We noticed that internal network requests between our applications are coming from IP 100.64.x.x which is not a local IP. Can you explain how inter-cluster application communication is set up? What IP range is used? We need this for an application that needs IP whitelisting.
Do you mind being a little more specific? From what I understand, you have two applications running on the same cluster communicating and what you see from one app is that calls come from the outside and not from the internal network.
Am I right?
Do you mind sharing Qovery’s console link of those 2 apps so I can have a look?
We have two applications running on the same cluster communicating via the internal network: front-end and back-end. However, when we check the request IP on the back-end application we get IP 100.64.x.x (external) while we would expect it to be in 10.x.x.x (local). We think there’s some Kubernetes CNI plugin installed proxying traffic and using 100.64.x.x IP range. Is this correct? What IP range is being used?
Yes indeed CNI plugin is installed, but first I would like to know what address / ENV var your frontend is using to communicate with the backend?
I would expect your apps communicating with your backend to use it’s internal hostname QOVERY_APPLICATION_ZB84A9709_HOST_INTERNAL which should result in using internal network instead of external one (as opposed to QOVERY_APPLICATION_ZB84A9709_HOST_EXTERNAL which will use external network).

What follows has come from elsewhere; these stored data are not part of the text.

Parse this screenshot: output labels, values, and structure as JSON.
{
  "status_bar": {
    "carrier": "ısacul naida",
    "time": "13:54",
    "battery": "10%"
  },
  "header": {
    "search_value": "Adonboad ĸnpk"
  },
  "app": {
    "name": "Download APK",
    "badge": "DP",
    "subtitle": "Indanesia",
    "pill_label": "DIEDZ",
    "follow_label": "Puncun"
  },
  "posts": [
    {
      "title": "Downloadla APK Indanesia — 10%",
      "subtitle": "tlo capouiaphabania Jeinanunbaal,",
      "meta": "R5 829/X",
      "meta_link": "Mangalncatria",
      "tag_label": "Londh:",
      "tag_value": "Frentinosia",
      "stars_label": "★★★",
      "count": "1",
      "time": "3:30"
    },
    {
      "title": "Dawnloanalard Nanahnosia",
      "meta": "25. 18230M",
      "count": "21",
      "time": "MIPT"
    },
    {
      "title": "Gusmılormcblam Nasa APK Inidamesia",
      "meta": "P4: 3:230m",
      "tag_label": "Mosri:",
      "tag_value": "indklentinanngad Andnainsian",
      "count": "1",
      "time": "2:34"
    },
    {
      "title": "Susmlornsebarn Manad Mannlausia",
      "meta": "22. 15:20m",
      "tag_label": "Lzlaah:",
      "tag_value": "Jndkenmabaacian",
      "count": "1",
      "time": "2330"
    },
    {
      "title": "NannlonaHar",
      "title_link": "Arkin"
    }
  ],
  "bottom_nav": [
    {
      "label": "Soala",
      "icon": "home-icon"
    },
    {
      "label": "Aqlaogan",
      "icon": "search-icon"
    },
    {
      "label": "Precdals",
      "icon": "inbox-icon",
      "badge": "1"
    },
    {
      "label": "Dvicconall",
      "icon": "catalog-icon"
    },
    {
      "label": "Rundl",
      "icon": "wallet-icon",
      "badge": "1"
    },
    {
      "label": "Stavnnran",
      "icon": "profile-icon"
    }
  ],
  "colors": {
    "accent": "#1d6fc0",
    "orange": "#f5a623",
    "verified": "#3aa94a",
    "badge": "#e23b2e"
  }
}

Can you confirm which value your front is using?
Also, since this is a frontend app, I suppose it’s serving static files which are executed client side, so I would expect those requests to use external network.
Can you confirm?
Yes, it is using the internal hostname app-zb84a9709-agent-api. If I use qovery shell I can see this hostname resolves to a 10.x.x.x IP.
It is a front-end application with server-side rendering, the back-end is being called from the server-side code. It wouldn’t succeed in the client-side context because an internal hostname is used.
Ok, so, after investigation, It’s normal, on Scaleway we use default managed config and don’t specify any CIDR blocks. Scaleway seems to use this range for its pod IPs along with others.
The flow is:
QOVERY_APPLICATION_ZB84A9709_HOST_INTERNAL resolves to service app-zb84a9709-agent-api which belongs to the service range. On scaleway it seems to be 10.x.
Service app-zb84a9709-agent-api balances to pod using pod endpoints IPs (100.64.236.102)
You are right, those IPs are virtual and are handled by kube/CNI making it map the proper target.